Le Maître qui avait succédé au vieil Arnaud de Torroge était le Sénéchal du Temple, c’est-à-dire l’un des deux plus hauts dignitaires après le Maître. C’était aussi ce Gérard de Ridefort dont Thibaut avait entendu le nom pour la première fois prononcé devant Saladin par Odon de Saint-Amand. Cet ancien chevalier errant, ce Flamand vindicatif n’était entré au Temple que par dépit et par le hasard d’une blessure reçue au cours d’un engagement. Soigné dans l’une des infirmeries de l’Ordre, il y était resté et, par cautèle plus que par vaillance affichée, y avait fait son chemin rapidement avec, au fond du crâne, une seule idée fixe : acquérir assez de pouvoir pour arriver à se venger un jour du comte de Tripoli, son ancien maître qui lui avait refusé, après la lui avoir promise, la main d’une princesse pour la donner ensuite à un marchand pisan. Il ne pensait qu’à cela. C’est dire qu’une fois élu, il s’occupa beaucoup moins de la vie intérieure du couvent que de ce qui se passait au palais royal et dans les intrigues de cour. L’arrivée d’un nouveau frère portant un grand nom, quoique bâtard, dont tous savaient qu’il avait été le fidèle écuyer de ce roi que tout Jérusalem pleurait ne pouvait que lui convenir. En outre, ce garçon n’avait jamais approché de près Raymond de Tripoli, dont longtemps Baudouin IV s’était défié. Et Ridefort était suffisamment intelligent sinon pour admettre, du moins pour comprendre que, si la régence revenait à son ennemi, c’était uniquement grâce à l’incroyable incapacité du mari de Sibylle. Restait à la lui arracher, fût-ce au détriment du royaume. Aussi Thibaut fut-il intronisé d’autant plus vite que les derniers combats avaient éclairci les rangs.
Conduit par Adam, Thibaut pénétra dans ce monde clos aux règles exigeantes mais qui, pour lui, n’avaient rien d’effrayant. Durant des années n’avait-il pas mené, auprès de son roi malade, une vie quasi monacale ? La grande différence avec tout autre monastère était que, voués sans partage au service de Dieu, les Templiers étaient avant tout soldats et que, si faisant vœu de pauvreté ils ne possédaient rien en propre, ils étaient équipés mieux que de riches chevaliers. Leurs armes étaient de qualité et, bien souvent, Thibaut avait admiré l’élégance de leurs escadrons, en grands manteaux blancs frappés d’une croix rouge, manœuvrant comme un seul homme sur leurs chevaux aux robes appareillées sous leur célèbre bannière mi-partie noire et blanche que l’on appelait le gonfanon Baucent. Leurs armes étaient étincelantes, les cuirs de leur harnachement cirés à miracle. Seules les différenciaient les couleurs de leurs barbes (les Templiers étaient tous barbus et leurs cheveux coupés très court, presque ras) mais quand, dans le combat, le heaume conique à nasal emboîtait leurs têtes, il n’était plus possible de les différencier car de signes distinctifs ils n’avaient point.

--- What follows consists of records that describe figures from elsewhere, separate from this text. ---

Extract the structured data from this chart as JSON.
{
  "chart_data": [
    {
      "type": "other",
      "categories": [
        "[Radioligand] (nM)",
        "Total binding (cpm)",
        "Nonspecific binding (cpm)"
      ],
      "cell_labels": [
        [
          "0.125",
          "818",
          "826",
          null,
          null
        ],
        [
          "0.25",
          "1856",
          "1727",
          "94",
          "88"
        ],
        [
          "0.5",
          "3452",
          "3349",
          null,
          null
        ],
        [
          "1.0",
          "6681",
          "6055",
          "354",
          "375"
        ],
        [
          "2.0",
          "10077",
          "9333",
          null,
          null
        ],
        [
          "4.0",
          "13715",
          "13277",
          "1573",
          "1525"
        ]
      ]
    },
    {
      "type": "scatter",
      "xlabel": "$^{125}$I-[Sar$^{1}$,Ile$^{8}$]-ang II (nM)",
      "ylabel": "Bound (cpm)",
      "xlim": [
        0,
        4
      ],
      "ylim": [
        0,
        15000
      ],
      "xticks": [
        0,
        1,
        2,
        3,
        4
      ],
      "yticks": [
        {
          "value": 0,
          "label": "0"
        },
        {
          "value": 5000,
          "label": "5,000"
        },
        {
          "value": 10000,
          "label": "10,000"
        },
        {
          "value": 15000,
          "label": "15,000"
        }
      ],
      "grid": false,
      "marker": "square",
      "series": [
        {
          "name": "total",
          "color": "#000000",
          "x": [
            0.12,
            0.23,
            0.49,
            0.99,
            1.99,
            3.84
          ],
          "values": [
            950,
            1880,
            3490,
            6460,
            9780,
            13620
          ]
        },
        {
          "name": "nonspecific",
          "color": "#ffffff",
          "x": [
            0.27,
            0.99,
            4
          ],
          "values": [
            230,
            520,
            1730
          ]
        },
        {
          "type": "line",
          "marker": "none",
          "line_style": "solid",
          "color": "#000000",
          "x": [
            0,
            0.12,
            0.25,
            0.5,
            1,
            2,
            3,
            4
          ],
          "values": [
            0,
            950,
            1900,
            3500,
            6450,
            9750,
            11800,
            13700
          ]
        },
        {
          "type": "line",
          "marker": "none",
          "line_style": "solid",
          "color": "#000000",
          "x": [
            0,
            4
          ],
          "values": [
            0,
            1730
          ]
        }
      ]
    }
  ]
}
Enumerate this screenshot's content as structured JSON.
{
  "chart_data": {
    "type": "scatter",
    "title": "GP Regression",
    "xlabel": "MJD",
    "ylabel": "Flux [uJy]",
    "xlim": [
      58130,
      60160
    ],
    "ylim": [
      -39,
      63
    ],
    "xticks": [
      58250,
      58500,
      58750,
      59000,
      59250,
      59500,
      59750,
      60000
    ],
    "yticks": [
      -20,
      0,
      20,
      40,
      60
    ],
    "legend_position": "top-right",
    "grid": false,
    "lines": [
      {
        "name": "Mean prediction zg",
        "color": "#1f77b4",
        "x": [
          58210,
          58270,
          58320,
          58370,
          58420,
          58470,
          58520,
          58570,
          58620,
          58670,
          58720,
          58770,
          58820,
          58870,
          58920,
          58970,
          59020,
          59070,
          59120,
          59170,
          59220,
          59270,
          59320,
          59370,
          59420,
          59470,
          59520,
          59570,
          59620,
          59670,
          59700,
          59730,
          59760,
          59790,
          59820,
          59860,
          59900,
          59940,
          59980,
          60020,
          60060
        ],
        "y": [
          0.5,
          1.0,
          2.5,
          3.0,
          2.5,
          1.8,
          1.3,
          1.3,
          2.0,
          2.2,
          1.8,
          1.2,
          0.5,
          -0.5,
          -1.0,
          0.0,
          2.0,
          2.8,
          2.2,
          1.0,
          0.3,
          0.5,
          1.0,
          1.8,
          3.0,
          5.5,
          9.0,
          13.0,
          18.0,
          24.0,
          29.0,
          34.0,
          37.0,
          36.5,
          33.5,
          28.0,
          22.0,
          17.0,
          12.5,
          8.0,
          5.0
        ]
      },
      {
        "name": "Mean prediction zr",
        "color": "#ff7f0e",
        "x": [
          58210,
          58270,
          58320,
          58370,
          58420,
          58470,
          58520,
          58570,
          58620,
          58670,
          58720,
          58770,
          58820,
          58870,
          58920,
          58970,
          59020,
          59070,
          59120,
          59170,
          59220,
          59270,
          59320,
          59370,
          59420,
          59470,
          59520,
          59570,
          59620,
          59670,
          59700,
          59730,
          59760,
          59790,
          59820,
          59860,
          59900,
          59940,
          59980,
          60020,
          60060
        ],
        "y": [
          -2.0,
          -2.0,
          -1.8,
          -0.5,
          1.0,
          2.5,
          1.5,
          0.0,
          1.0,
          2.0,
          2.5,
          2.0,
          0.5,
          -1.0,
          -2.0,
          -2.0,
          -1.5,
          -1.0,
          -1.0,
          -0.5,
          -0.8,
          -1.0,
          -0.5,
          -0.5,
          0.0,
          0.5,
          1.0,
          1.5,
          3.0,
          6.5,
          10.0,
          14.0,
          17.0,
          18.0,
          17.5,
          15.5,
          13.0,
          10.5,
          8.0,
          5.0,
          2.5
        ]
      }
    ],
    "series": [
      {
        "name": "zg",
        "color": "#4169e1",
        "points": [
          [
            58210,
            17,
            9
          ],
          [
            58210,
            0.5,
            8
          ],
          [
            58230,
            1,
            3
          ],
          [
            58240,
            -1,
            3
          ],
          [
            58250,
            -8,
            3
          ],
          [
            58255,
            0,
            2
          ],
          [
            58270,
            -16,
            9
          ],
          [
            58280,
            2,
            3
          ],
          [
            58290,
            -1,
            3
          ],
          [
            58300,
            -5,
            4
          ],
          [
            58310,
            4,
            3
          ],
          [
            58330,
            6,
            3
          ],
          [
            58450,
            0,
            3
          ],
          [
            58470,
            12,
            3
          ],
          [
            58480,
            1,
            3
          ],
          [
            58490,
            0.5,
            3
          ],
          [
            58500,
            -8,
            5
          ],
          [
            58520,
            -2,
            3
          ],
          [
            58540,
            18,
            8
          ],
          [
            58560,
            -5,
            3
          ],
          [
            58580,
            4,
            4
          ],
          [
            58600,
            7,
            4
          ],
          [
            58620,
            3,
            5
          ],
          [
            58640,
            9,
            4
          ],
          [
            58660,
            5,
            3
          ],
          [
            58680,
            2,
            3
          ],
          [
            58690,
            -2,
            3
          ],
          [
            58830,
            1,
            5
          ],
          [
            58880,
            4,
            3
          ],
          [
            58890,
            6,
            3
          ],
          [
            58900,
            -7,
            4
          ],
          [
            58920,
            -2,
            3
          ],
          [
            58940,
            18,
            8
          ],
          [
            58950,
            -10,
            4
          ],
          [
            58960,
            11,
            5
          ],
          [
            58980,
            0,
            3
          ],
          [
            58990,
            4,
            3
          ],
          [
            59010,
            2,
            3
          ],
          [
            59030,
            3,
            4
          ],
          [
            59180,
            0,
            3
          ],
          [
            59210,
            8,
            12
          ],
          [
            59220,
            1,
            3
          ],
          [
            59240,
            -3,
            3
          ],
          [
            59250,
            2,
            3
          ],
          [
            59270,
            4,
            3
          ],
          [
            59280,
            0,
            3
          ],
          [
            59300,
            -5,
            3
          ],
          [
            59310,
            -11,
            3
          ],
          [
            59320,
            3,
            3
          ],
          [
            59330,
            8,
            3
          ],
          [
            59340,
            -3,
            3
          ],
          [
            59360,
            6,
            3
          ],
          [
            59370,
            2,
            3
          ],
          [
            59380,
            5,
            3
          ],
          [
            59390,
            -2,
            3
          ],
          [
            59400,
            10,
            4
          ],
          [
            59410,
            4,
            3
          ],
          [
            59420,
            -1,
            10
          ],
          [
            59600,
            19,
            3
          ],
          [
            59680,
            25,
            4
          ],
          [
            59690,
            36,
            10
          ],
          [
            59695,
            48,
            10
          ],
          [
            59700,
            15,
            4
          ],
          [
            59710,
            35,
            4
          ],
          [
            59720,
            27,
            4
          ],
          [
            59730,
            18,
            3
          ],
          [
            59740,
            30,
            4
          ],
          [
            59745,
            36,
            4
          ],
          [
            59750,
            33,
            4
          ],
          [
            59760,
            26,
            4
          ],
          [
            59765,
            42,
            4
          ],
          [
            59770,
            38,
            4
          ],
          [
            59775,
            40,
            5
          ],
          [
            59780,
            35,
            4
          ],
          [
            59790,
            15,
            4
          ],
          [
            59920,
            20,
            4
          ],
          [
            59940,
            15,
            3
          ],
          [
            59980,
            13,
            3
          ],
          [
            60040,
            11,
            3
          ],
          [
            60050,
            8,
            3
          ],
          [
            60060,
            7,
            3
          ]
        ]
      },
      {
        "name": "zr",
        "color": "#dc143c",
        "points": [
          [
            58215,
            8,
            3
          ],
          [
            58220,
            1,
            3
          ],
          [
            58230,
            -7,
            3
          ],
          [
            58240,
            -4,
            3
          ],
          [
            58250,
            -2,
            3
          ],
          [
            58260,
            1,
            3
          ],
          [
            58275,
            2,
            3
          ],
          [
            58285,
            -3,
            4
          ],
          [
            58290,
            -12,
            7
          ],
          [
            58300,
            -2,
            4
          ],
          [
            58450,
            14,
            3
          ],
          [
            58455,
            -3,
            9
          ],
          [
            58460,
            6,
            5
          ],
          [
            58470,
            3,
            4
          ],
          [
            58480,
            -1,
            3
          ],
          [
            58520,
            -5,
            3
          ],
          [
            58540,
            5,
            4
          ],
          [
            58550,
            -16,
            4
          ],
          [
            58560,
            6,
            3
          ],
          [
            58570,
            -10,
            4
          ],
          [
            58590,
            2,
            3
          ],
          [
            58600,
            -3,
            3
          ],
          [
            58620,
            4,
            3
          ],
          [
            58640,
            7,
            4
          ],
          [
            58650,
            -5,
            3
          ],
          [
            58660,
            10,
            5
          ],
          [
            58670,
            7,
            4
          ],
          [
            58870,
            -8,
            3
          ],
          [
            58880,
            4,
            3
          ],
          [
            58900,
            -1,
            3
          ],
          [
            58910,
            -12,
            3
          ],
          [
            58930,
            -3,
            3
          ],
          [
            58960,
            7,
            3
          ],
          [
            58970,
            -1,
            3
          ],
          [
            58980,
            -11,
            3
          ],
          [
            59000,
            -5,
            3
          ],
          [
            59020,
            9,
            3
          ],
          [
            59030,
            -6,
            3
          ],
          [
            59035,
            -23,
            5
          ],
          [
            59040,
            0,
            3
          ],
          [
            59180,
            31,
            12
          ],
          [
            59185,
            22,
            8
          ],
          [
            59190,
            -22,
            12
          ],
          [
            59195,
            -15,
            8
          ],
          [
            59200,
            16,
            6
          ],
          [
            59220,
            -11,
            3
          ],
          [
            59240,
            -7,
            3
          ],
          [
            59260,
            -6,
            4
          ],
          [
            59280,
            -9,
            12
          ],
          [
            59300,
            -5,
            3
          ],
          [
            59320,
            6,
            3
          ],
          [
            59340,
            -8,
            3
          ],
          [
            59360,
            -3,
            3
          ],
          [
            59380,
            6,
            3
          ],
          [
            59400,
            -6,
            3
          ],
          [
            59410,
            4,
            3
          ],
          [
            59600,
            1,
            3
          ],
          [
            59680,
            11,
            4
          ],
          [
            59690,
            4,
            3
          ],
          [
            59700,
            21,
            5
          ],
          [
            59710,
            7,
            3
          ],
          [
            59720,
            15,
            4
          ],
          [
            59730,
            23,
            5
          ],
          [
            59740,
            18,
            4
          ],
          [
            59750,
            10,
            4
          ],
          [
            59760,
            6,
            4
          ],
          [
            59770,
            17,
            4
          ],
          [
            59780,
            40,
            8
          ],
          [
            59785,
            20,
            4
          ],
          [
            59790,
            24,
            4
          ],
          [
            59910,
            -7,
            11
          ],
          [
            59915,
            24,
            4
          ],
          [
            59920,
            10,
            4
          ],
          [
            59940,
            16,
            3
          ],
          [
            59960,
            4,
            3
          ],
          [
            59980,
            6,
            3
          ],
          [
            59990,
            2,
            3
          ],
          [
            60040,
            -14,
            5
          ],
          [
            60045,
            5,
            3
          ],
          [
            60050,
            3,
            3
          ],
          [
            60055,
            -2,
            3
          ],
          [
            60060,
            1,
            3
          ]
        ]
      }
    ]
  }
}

Certes, leur vie était monacale dûment réglée par les heures de prière, mais leur nourriture – dont ils devaient toujours laisser une belle part aux pauvres – était abondante et variée, comme il convient lorsque l’on pratique le dur métier des armes. Leur maison qui avait été mosquée puis palais était superbe. Quant à leurs écuries, peut-être les plus belles qu’il y eût au monde, elles pouvaient contenir deux mille chevaux. Et Sainte-Marie-des-Latins, leur église tout juste terminée remplaçant le Dôme de la Roche, nettement trop petit, était un modèle de pureté romane et de splendeur byzantine.
Pendant huit jours Thibaut reçut l’enseignement d’Adam. D’ores et déjà on lui avait attribué une cellule dans le bâtiment, situé entre le palais et l’église, où se trouvaient les dortoirs des frères. Elle était étroite, meublée d’un escabeau, d’un bahut, d’un lit de bois muni d’une paillasse, d’un traversin, de draps et d’une couverture. Reçu chevalier, il aurait droit à une carpette ou couvre-lit(20), mais au fond, pour lui qui durant des années avait dormi sur un matelas au pied du lit de Baudouin, cette petite chambre était presque du luxe. Les sergents d’armes – ils étaient environ six ou sept cents pour trois cents chevaliers – logeaient en commun dans de longues salles où s’alignaient les lits.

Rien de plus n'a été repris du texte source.